Medically, as far as I am concerned, it is what it is. However, I am much more willing to talk about how it can affect the day to day lives of so many. And I will talk openly about it for one reason only. And that is – in the hope that through my sharing a far greater knowledge and understanding of the condition itself – a wholly inclusive society can continue to be built on a foundation of acceptance and kindness, regardless of exactly how each individual and their families are affected by the condition.

Challenges of Living with Cerebral Palsy

I will now try to give you just a little insight into how Cerebral Palsy and Scoliosis physically affects my daily life. My account might help you understand the challenges people living with cerebral palsy face in their daily lives.

I need maximum assistance with all aspects of personal care on a daily basis. By this I mean total assistance in showering, washing, dressing and preparing for the start and the end of each day. I require help in performing any and all practical daily living tasks along with complete assistance with transferring, repositioning and managing the total well-being of my body.

Scoliosis can affect breathing, the heart and internal organs. I choose to manage each of these things by never denying their existence, and yet knowing exactly when I need to bring them into my own sharper focus and seek extra help.

I’m sure that everyone with cerebral palsy or scoliosis will tell you that physically their disability is definitely affected by:

  • Muscle tone
  • Pain
  • The weather
  • Energy levels
  • Quality and duration of sleep

Please bear in mind that the above list is in no way exhaustive.

My top 5 Tips to Overcome the Challenges

Here are just a few ways that I help myself to combat these:

— By recognising and respecting my own physical limitations, and if at all possible getting a gentle massage.

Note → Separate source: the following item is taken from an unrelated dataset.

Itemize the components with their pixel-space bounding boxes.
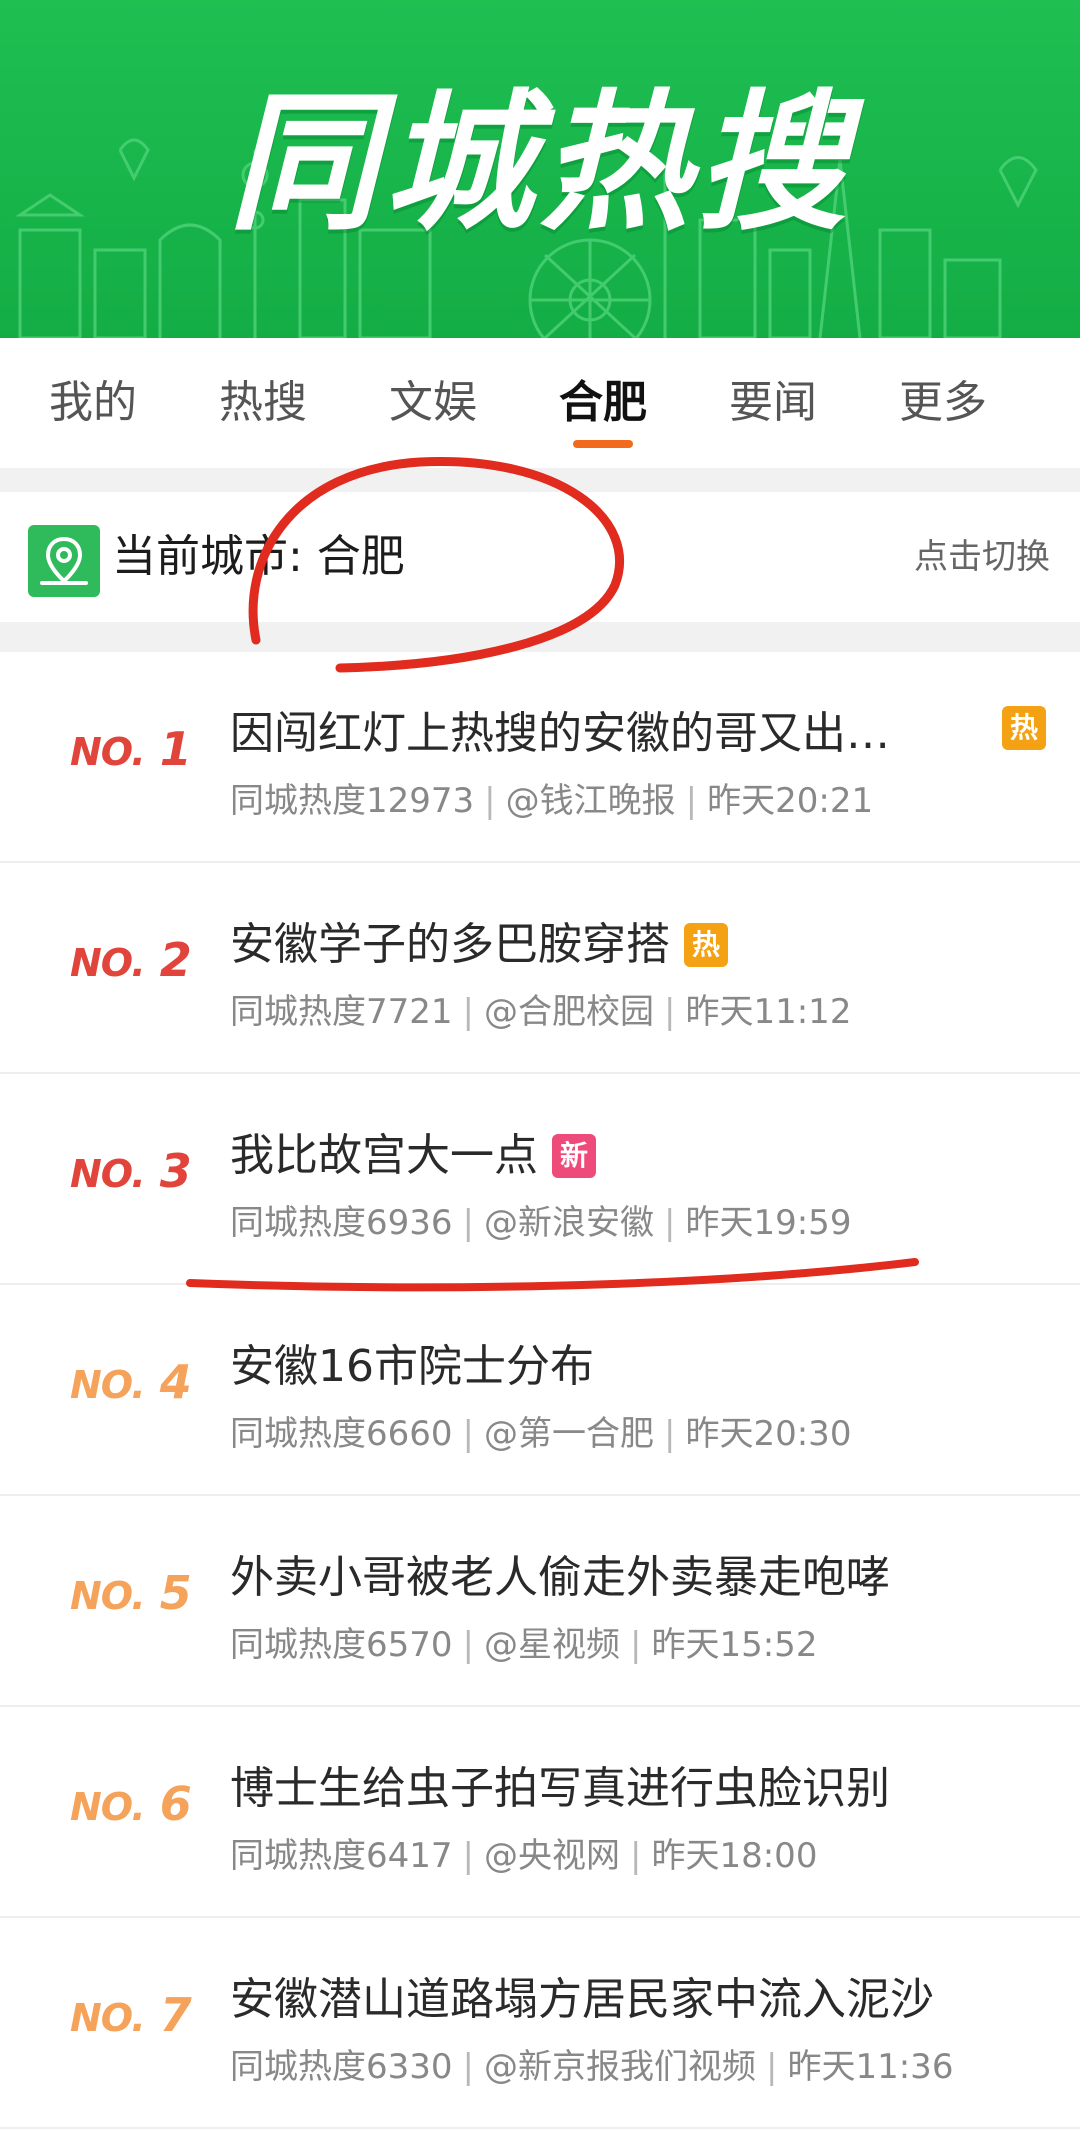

— Learning to manage my pain by using distraction techniques such as meditation, phoning friends, reading or watching a film. And using each of these techniques to help support the use of any medication that I may need. (Read through my recommended list of films and theatre shows here.)

— I think that temperature is a defining factor in how someone feels with cerebral palsy and/or scoliosis of the spine. I often adjust all of my activities according to the weather.

— The key to my being able to enjoy an activity is preparation. This ensures that all of the finer details are managed beforehand.

— The quality and duration of my sleep can also affect me in so many different ways. I will often assess it on a daily basis and I seldom arrange to do things last minute.

— I carefully manage my energy levels so that I am able to do all the things that I have to do on a daily basis, as well as maybe one or two things each day that I really enjoy doing to help others or simply just for myself.

Not Letting the Disability Define me

The key to embracing any kind of disability is an acceptance that goes far beyond what you see physically. It is also about learning to live in the moment and appreciating even the smallest of pleasures.

As I mentioned earlier, I never let my disability define who I am and the essence of this is captured in this one event:

Many years ago I was speaking to a group of students about what it was like to live with my disability. I opened up the forum for questions and one young lad was brave enough to ask me “if I prefer to be known as disabled or handicapped…” Quick as a flash I replied, “Just Toni-Marie will do!” At that very moment we exchanged a smile! And I knew that my answer had taught him so much. I am passionate about so many different things in our world today – my disability is just a small part of that!

There is no question that disability can take you on the toughest journey of your life at times. But there is help out there – you just need to be strong enough to recognise that getting the help as a sign of strength.

Take the time to get to know the person beyond their disability  and I promise you that you will be both educated and enriched beyond your own expectations.

Thank you to Francesca Martinez (comedian, speaker, actor and writer), Rosie Jones (comedian, writer and actor) and David Smith MBE (British Paralympian) for demonstrating that anyone can follow their dreams – disability just maybe makes it a little more interesting!

For help and advice please contact Scope’s helpline on 0808 800 3333.

Always see your ability in disability! Be proud!

Thank you for reading!

Toni-Marie x

Disclaimer: The views expressed are the author’s own.